In my professional career I’ve programmed a lot, worked with programmers and was leading developers as well and my message to myself and to other developers is always: write clean code, clean up code. The best line of code is the one that you don’t need to write. A software developer, working at Facebook for three years wrote: “I have added 391,973 lines to and removed 509,793 lines from the main repository. So if I coded 1000 hours a year, that’s about 39 net lines removed per hour!

How to measure software development performance?
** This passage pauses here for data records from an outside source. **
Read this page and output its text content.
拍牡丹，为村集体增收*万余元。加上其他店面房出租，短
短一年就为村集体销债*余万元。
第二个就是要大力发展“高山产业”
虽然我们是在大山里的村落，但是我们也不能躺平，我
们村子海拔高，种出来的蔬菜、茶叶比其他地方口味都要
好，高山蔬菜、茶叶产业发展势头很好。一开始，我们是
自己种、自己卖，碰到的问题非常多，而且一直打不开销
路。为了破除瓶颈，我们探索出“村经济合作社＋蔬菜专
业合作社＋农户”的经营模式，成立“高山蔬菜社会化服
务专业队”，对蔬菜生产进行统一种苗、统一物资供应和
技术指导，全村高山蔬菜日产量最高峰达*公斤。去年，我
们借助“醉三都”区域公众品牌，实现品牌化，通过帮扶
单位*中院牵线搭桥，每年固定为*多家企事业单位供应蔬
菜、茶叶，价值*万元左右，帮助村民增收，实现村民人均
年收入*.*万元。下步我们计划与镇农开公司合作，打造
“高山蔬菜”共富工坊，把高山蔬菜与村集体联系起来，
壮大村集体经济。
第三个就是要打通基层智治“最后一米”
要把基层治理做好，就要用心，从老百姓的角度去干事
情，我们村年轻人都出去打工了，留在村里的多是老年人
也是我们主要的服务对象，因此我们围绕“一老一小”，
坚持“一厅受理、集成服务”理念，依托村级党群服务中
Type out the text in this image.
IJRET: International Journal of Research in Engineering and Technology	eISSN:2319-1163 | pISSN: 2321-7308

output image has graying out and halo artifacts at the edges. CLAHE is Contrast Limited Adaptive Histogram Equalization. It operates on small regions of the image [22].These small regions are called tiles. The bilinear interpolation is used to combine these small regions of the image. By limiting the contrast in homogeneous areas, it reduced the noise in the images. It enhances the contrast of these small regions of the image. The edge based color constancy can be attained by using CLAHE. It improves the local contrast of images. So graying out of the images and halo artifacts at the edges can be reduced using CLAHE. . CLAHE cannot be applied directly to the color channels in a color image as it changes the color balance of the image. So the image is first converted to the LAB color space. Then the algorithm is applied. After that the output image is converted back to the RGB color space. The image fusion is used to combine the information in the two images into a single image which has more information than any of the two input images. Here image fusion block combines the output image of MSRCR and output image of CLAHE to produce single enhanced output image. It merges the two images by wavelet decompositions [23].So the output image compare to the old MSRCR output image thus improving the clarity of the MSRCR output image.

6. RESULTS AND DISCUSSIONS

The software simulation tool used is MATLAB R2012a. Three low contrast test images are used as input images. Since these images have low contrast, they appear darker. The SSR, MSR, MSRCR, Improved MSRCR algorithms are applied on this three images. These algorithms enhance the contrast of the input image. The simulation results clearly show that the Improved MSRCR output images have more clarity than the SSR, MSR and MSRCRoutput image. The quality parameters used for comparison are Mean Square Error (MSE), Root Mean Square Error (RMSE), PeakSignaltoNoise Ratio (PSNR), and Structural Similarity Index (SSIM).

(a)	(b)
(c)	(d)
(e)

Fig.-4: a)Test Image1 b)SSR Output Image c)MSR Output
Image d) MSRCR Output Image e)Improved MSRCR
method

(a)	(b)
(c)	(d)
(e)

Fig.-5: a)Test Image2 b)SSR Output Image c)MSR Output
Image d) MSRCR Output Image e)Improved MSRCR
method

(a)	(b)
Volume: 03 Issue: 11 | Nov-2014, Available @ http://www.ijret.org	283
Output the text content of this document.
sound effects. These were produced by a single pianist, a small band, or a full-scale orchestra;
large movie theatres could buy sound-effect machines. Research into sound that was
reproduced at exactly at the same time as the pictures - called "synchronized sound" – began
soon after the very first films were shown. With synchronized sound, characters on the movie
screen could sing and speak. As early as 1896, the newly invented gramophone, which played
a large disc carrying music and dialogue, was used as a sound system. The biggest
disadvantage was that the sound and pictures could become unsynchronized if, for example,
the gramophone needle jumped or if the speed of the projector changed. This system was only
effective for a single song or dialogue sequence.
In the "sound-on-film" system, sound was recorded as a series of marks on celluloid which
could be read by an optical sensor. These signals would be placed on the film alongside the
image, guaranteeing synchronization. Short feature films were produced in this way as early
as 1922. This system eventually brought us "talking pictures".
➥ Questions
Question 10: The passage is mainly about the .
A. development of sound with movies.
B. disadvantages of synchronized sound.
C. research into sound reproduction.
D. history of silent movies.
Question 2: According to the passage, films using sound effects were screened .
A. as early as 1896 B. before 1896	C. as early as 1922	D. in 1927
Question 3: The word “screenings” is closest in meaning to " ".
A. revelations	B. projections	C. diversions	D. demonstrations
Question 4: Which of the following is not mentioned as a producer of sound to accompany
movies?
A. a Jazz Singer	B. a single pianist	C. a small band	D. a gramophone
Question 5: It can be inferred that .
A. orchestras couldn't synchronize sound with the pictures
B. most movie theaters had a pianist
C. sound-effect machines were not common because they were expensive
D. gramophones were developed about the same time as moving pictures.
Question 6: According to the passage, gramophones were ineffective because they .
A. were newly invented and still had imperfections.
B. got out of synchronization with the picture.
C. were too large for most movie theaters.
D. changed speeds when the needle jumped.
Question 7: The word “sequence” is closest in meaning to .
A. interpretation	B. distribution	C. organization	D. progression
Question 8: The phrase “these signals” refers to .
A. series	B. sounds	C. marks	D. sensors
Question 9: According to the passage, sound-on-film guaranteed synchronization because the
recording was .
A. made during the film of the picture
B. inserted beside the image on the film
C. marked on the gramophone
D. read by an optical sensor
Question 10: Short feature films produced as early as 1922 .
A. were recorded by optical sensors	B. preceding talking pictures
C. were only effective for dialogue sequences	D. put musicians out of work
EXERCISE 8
The main problem with performance metrics like this, is that humans are very good at gaming any system that measures their own performance to maximize that exact performance metric – usually at the expense of something else that is valuable.
Some examples how on how you could measure a developer and how a developer could game the system:

  • Measure the number of lines a developer produces – (the developers just churn out mountains of boilerplate code, and other needless over engineering, or simply just inline every method)
  • Measure the unit test failures – (the developer will not write any unit tests so no failed unit tests can be measured)
  • Measure unit test coverage – (the developer will write weak tests that exercise the code, but don’t really test the produced code properly)
  • Count the number of bugs found in the produced code – (the developer simply won’t do any coding, because of this his code does not generate any bugs)
  • Count the number of bugs that were fixed by the developer – (the developer will choose the easy/trivial bugs to work on)
  • Measure the actual time to that was used to finish a task based against the developers own estimate – (the developer will estimate more time to give more room)

And the list goes on.

I believe the best way to measure a developer performance is to have excellent managers in place that do their job well, have good specifications that accurately reflect the requirements and track everyone’s progress carefully against those specs.